Aralık 2023 İnanç Zehranur Yiğit

Hatırlamak

Şuursuzca etrafıma bakınıyormuşum meğer. Gördüklerim ve zihnimden geçenlerin alâkasızlığı buna bir delil. Peki beni kendimden kopuşumu hissettirmeyecek kadar sarsan ne? Nedir gözlerimin hemen önündeki dünyayı ortadan kaldıran? Zihnimdeki hareketlenme, nabzıma da hâkim olmuş, beraberce ritim tutuyor, aklıma hâkim olmak istesem de beni zorluyor. Gözlerimi kapatıyorum, düşüncelerim gözlerimin önünde şekilleniyor. Sonunda anlıyorum ki bu önümdeki şeyler bana oldukça tanıdık. Evet, bunlar hafızamın derinliklerinde bana yoldaş olan hatıralar.

Bir hazine gibi kalbimizin derinliklerinde sakladığımız hatıralar… Bazısını tekrar tekrar hatırlayıp tebessüm ederken bazısını yaşlı gözlerle silmek istesek de silemediğimiz hatıralar. Peki, bizim için en iyisi hatırlamak mıdır yoksa tamamen unutup bir daha hatırlamamak mı? Durup düşününce Rabbime minnettarlığım kat kat artıyor. Çünkü O, rahmetiyle mutluluğumuzu hatırlatarak bizi sevindirirken aynı zamanda çektiğimiz acıları derinlere iterek bizi hafifliğe erdiriyor.

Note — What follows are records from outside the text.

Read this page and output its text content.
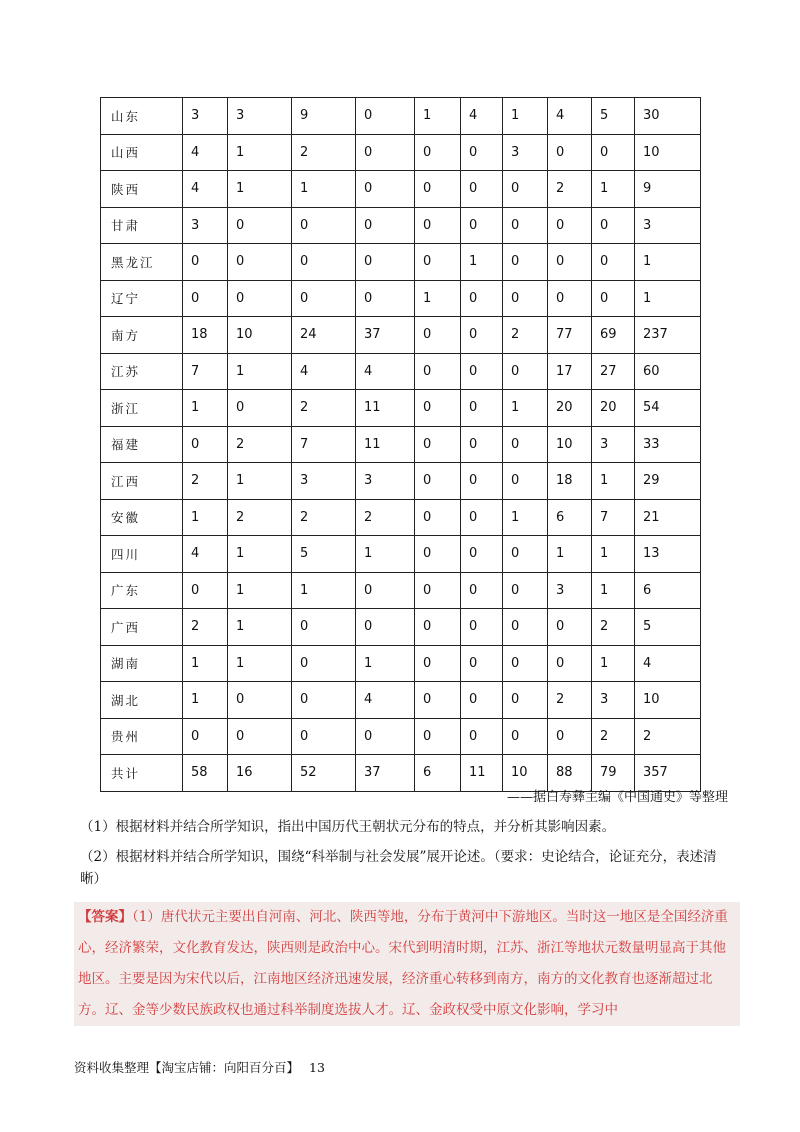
山东	3	3	9	0	1	4	1	4	5	30
山西	4	1	2	0	0	0	3	0	0	10
陕西	4	1	1	0	0	0	0	2	1	9
甘肃	3	0	0	0	0	0	0	0	0	3
黑龙江	0	0	0	0	0	1	0	0	0	1
辽宁	0	0	0	0	1	0	0	0	0	1
南方	18	10	24	37	0	0	2	77	69	237
江苏	7	1	4	4	0	0	0	17	27	60
浙江	1	0	2	11	0	0	1	20	20	54
福建	0	2	7	11	0	0	0	10	3	33
江西	2	1	3	3	0	0	0	18	1	29
安徽	1	2	2	2	0	0	1	6	7	21
四川	4	1	5	1	0	0	0	1	1	13
广东	0	1	1	0	0	0	0	3	1	6
广西	2	1	0	0	0	0	0	0	2	5
湖南	1	1	0	1	0	0	0	0	1	4
湖北	1	0	0	4	0	0	0	2	3	10
贵州	0	0	0	0	0	0	0	0	2	2
共计	58	16	52	37	6	11	10	88	79	357
——据白寿彝主编《中国通史》等整理
（1）根据材料并结合所学知识，指出中国历代王朝状元分布的特点，并分析其影响因素。
（2）根据材料并结合所学知识，围绕“科举制与社会发展”展开论述。（要求：史论结合，论证充分，表述清晰）
【答案】（1）唐代状元主要出自河南、河北、陕西等地，分布于黄河中下游地区。当时这一地区是全国经济重心，经济繁荣，文化教育发达，陕西则是政治中心。宋代到明清时期，江苏、浙江等地状元数量明显高于其他地区。主要是因为宋代以后，江南地区经济迅速发展，经济重心转移到南方，南方的文化教育也逐渐超过北方。辽、金等少数民族政权也通过科举制度选拔人才。辽、金政权受中原文化影响，学习中
资料收集整理【淘宝店铺：向阳百分百】 13
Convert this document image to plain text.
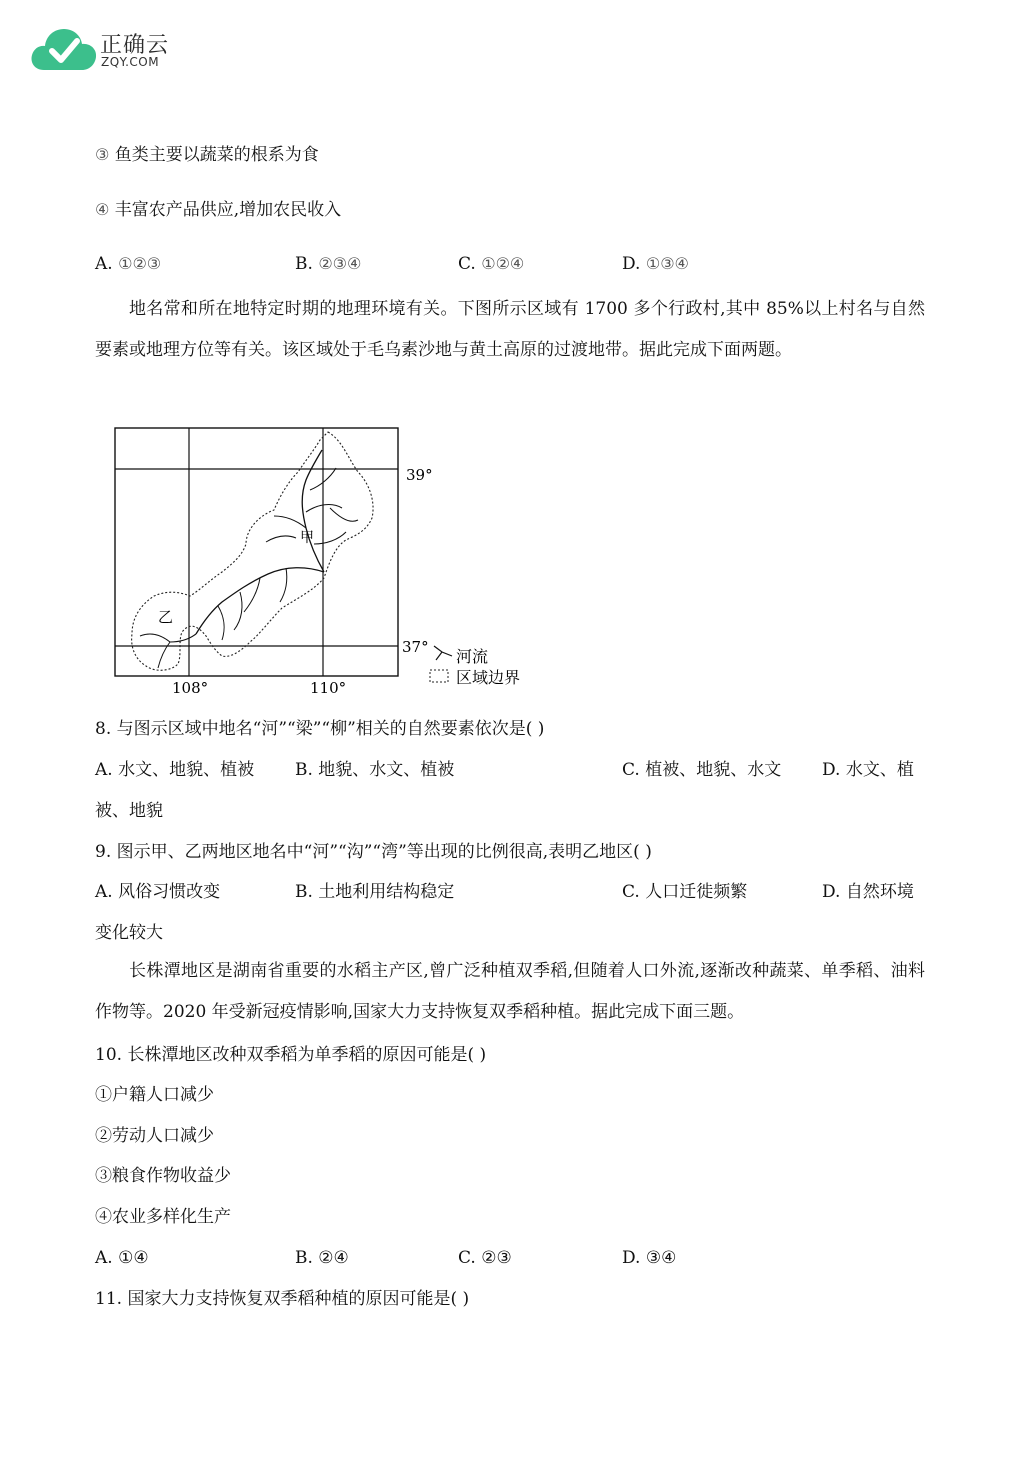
正确云
ZQY.COM
③ 鱼类主要以蔬菜的根系为食
④ 丰富农产品供应,增加农民收入
A. ①②③	B. ②③④	C. ①②④	D. ①③④
地名常和所在地特定时期的地理环境有关。下图所示区域有 1700 多个行政村,其中 85%以上村名与自然要素或地理方位等有关。该区域处于毛乌素沙地与黄土高原的过渡地带。据此完成下面两题。
甲
乙
39°
37°
108°	110°
河流
区域边界
8. 与图示区域中地名“河”“梁”“柳”相关的自然要素依次是( )
A. 水文、地貌、植被 B. 地貌、水文、植被	C. 植被、地貌、水文 D. 水文、植
被、地貌
9. 图示甲、乙两地区地名中“河”“沟”“湾”等出现的比例很高,表明乙地区( )
A. 风俗习惯改变	B. 土地利用结构稳定	C. 人口迁徙频繁	D. 自然环境
变化较大
长株潭地区是湖南省重要的水稻主产区,曾广泛种植双季稻,但随着人口外流,逐渐改种蔬菜、单季稻、油料作物等。2020 年受新冠疫情影响,国家大力支持恢复双季稻种植。据此完成下面三题。
10. 长株潭地区改种双季稻为单季稻的原因可能是( )
①户籍人口减少
②劳动人口减少
③粮食作物收益少
④农业多样化生产
A. ①④	B. ②④	C. ②③	D. ③④
11. 国家大力支持恢复双季稻种植的原因可能是( )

Ama bazen yaşadığımız acılar kalbimize işleyiveriyor. Öyle ki bu yara gün geçmesine rağmen kabuk bağlayamadan hep akıp sızıyor. Bir zamanlar Mevlânâ ve Şems de İlahî aşkta karşılaşan iki Allah dostuydu. Bu kader onlara kutsî bir armağan idi. Değil miydi ki birbirlerini yansıtan iki ayna misali dost, değil miydi ki onlar bu yolda birbirine yoldaş idiler. Fakat ipeğin kozadan sağlam çıkabilmesi için ipek böceğinin kendinden geçmesi gerekliydi.

Mevlânâ, Şems’in gidişinden sonra onunla olan hatıralarından güç alarak şiirler yazmaya devam etti. Artık o, suskunluğun tercümanlığını yapacak hâle gelmişti. Şiirleri dört bir yana, dilden dile, yayıldıkça yayıldı.

Şimdi dönüp sorduğum soruya bakıyorum. Yaşadığımız onca mutluluk ve kederlerle dolu günleri hatırlamak insana iyi gelir mi? Artık farklı düşünüyorum sanki. Yaradan bana bu kabiliyeti verdiyse mutlaka onda bir güzellik, bir hikmet mevcuttur. Hatıralarımdaki acı günlerde dahi bana bir ders vardır.